Monday, Sep. 13, 1937
Stamp Feud
A wavering line running in a southwesterly direction from Cape Gracias a Dios on the Caribbean to the Gulf of Fonseca on the Pacific divides the two Central American Republics of Honduras and Nicaragua. The exact position of this line has been the cause of dispute for many years. Under a treaty signed in 1894, the Government of Spain was called in to arbitrate. The decision awarded in 1906 was rejected by Nicaragua because of "irregularities in procedure." A conference in Washington in 1918 was equally fruitless.

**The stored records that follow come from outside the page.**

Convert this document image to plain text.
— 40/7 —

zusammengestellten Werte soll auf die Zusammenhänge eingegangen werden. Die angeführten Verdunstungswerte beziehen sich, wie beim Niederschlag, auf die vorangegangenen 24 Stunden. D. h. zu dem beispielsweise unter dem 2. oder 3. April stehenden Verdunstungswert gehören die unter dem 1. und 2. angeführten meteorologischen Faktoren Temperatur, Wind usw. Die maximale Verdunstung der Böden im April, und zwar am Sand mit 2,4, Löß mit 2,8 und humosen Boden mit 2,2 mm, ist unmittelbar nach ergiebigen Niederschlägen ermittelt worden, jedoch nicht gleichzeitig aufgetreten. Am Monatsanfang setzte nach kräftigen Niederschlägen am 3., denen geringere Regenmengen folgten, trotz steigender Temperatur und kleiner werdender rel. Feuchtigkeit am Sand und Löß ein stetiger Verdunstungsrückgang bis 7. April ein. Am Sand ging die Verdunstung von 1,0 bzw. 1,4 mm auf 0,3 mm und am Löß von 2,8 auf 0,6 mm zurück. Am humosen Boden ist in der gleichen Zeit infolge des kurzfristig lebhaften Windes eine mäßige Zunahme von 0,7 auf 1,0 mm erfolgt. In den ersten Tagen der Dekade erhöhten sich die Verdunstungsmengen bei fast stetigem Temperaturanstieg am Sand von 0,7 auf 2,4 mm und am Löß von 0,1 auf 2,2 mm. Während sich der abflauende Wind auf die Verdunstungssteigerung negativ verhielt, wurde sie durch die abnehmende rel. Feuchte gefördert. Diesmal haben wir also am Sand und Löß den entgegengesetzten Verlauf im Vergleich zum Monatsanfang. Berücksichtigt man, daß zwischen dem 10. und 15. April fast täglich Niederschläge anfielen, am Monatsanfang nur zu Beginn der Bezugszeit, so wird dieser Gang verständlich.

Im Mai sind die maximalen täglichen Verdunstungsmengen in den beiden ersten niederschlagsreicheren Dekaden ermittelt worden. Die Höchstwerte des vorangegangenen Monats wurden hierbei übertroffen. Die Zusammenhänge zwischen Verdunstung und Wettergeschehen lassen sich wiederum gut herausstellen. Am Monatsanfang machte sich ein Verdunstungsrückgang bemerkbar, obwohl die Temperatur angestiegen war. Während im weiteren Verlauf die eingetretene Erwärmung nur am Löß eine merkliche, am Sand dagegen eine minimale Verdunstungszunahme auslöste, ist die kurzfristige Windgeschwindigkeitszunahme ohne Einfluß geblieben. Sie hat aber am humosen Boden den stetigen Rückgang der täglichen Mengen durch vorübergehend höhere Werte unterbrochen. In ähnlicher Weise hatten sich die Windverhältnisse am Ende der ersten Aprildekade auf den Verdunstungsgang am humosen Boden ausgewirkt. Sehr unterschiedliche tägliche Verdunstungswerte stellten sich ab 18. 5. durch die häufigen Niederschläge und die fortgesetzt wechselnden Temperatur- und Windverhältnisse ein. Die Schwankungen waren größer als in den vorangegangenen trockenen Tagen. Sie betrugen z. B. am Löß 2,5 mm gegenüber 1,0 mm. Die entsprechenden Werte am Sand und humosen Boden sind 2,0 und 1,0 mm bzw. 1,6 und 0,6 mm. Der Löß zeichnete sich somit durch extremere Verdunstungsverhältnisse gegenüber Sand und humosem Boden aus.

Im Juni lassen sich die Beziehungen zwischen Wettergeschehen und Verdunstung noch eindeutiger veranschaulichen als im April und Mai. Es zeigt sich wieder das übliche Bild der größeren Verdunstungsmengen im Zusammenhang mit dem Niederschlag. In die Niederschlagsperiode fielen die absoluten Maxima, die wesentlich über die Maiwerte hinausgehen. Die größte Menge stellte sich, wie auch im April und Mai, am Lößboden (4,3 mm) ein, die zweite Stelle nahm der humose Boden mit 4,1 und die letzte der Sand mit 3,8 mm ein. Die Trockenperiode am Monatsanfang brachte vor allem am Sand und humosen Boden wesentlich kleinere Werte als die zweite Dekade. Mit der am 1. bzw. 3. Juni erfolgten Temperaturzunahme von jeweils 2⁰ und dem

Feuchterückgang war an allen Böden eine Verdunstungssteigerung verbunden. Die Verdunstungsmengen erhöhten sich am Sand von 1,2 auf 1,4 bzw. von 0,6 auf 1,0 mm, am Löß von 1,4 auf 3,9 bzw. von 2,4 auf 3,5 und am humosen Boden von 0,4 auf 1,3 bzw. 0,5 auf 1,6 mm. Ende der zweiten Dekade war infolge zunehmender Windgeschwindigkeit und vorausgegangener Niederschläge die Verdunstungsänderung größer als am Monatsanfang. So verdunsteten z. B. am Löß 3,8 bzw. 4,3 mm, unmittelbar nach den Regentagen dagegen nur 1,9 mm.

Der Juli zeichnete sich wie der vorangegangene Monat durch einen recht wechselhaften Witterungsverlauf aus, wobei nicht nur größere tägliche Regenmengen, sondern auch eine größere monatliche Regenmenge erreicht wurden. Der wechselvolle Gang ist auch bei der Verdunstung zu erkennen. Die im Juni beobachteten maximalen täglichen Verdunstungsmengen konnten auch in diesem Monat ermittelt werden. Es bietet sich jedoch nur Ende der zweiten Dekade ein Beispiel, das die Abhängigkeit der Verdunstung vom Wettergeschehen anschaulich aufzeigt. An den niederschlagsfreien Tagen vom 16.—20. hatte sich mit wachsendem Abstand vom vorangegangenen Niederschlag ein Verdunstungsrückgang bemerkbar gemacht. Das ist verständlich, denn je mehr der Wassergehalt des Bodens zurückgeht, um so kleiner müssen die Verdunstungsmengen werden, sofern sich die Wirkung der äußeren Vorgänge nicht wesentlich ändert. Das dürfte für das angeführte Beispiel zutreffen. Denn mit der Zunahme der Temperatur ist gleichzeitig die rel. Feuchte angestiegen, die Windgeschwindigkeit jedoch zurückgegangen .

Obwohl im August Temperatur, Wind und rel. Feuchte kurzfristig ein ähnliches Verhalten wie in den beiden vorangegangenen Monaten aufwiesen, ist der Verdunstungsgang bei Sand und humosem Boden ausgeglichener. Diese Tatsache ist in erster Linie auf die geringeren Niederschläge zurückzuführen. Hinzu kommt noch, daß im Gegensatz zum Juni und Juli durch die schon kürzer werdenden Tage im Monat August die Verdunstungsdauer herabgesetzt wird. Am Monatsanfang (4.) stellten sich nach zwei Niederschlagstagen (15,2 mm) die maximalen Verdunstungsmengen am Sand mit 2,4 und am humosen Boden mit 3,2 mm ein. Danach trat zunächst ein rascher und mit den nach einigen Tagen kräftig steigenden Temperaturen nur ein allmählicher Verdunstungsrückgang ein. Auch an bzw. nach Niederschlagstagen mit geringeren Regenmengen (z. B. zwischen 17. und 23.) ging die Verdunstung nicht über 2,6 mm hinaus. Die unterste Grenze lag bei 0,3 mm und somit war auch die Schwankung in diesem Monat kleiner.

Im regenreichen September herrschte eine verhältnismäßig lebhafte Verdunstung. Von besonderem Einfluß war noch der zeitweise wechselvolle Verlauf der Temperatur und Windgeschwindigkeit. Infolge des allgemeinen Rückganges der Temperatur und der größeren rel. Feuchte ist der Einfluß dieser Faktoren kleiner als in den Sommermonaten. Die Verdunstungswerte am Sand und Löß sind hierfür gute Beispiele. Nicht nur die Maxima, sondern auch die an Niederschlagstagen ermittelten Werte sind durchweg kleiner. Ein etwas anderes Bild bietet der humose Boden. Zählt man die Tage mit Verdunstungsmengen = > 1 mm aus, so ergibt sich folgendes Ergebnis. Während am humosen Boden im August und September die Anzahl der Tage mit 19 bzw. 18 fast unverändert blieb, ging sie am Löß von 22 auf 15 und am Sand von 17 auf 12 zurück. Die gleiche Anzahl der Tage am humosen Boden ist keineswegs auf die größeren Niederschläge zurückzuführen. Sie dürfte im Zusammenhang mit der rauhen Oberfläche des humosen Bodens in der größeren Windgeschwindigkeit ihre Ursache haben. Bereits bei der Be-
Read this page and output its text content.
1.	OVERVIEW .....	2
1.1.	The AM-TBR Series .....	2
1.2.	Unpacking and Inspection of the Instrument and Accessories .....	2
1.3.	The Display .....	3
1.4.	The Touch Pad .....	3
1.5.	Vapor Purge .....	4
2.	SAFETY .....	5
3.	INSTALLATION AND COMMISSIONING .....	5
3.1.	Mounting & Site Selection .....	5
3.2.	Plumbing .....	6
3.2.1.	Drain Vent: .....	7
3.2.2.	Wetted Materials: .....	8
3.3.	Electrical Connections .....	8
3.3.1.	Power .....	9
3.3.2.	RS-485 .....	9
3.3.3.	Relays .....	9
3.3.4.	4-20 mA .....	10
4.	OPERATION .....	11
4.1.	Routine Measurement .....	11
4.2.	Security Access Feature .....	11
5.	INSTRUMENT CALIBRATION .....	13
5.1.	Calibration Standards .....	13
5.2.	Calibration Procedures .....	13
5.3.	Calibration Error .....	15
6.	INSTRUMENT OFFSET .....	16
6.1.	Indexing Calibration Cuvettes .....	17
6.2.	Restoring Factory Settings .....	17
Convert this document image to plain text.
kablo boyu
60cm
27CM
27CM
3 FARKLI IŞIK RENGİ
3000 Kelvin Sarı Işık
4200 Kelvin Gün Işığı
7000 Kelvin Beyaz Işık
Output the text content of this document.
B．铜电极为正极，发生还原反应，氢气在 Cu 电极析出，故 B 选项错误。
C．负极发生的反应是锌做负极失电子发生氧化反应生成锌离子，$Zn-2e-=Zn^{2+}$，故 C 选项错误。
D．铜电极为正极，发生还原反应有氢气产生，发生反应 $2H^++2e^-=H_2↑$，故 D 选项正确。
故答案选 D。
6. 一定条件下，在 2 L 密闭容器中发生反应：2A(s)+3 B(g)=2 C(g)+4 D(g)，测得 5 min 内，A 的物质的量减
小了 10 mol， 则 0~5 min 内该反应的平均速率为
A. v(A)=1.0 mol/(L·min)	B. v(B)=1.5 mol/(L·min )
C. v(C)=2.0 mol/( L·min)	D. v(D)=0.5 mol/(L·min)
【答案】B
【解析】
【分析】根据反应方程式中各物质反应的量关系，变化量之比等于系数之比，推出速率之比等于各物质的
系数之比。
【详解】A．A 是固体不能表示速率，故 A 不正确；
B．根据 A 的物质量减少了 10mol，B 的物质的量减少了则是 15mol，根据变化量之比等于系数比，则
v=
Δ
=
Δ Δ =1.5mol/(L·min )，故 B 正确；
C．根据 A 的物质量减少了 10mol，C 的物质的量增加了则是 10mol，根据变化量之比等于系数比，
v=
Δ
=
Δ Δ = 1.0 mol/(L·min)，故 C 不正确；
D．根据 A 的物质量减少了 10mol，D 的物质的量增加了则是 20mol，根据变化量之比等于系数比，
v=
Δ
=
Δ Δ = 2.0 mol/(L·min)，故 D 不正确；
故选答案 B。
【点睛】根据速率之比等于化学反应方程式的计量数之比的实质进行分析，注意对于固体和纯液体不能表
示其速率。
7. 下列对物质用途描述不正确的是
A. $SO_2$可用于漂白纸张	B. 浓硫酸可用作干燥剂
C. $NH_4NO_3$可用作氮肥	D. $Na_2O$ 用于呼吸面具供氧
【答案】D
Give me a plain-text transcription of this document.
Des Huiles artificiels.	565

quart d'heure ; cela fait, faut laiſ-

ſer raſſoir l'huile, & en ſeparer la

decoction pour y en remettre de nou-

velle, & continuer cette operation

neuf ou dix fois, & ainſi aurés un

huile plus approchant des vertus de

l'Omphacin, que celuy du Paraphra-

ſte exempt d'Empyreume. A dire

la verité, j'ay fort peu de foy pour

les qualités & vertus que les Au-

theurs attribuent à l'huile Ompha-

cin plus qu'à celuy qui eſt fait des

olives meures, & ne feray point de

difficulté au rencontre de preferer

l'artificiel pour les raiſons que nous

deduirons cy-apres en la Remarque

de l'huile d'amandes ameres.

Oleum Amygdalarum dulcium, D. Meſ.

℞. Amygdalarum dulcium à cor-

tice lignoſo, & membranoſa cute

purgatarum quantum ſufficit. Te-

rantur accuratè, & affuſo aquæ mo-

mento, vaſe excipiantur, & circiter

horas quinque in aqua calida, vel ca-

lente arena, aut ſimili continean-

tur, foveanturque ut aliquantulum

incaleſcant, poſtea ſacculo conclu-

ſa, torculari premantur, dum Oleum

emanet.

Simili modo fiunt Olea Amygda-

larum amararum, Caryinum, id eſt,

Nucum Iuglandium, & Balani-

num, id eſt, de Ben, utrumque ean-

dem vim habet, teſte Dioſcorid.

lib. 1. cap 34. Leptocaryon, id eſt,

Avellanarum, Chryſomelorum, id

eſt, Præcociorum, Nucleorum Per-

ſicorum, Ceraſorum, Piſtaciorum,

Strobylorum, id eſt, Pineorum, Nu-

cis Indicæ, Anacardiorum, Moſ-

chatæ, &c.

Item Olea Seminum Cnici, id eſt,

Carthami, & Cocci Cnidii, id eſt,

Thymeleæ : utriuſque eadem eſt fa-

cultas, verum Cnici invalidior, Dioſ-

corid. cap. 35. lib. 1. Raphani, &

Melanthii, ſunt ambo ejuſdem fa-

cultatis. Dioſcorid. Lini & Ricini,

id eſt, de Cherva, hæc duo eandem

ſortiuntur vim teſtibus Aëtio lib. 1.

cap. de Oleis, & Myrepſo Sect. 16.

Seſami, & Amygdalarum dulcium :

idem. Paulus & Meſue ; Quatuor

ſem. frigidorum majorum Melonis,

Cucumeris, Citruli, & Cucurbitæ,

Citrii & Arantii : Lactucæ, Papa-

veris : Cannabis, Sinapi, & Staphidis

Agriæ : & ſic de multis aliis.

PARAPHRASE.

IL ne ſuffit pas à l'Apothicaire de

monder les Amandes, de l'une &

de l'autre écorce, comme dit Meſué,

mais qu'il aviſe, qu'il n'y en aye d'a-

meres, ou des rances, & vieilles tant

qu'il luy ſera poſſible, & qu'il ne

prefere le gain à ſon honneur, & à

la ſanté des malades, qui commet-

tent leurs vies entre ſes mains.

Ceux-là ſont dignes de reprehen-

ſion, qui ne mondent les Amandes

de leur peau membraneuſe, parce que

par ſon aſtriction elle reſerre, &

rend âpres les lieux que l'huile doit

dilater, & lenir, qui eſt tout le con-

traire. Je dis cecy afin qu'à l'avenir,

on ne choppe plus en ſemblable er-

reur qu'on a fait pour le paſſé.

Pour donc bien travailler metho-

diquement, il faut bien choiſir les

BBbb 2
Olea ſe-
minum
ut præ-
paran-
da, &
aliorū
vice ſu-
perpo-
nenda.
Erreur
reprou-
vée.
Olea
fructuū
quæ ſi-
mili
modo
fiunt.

Last week the Nicaraguan Government put out a postage stamp depicting "the official map of Nicaragua." Honduras promptly demanded the stamp's suppression. Nicaragua refused and the rumpus began. Many Nicaraguan residents of Honduras were returned home by their legation in Tegucigalpa; orators of both countries broadcast bitter speeches; Honduran students, learning that Nicaraguan firebrands were urging war, declared themselves ready to fight back, thundered in a manifesto that "to die for the Fatherland is to open the doors of immortality."
At week's end Nicaragua retorted by banning an airmail stamp (allegedly showing the disputed border strip) issued by the Honduran Government in 1935. The decree warned that parcels and mail bearing the stamp would be returned to the place of origin.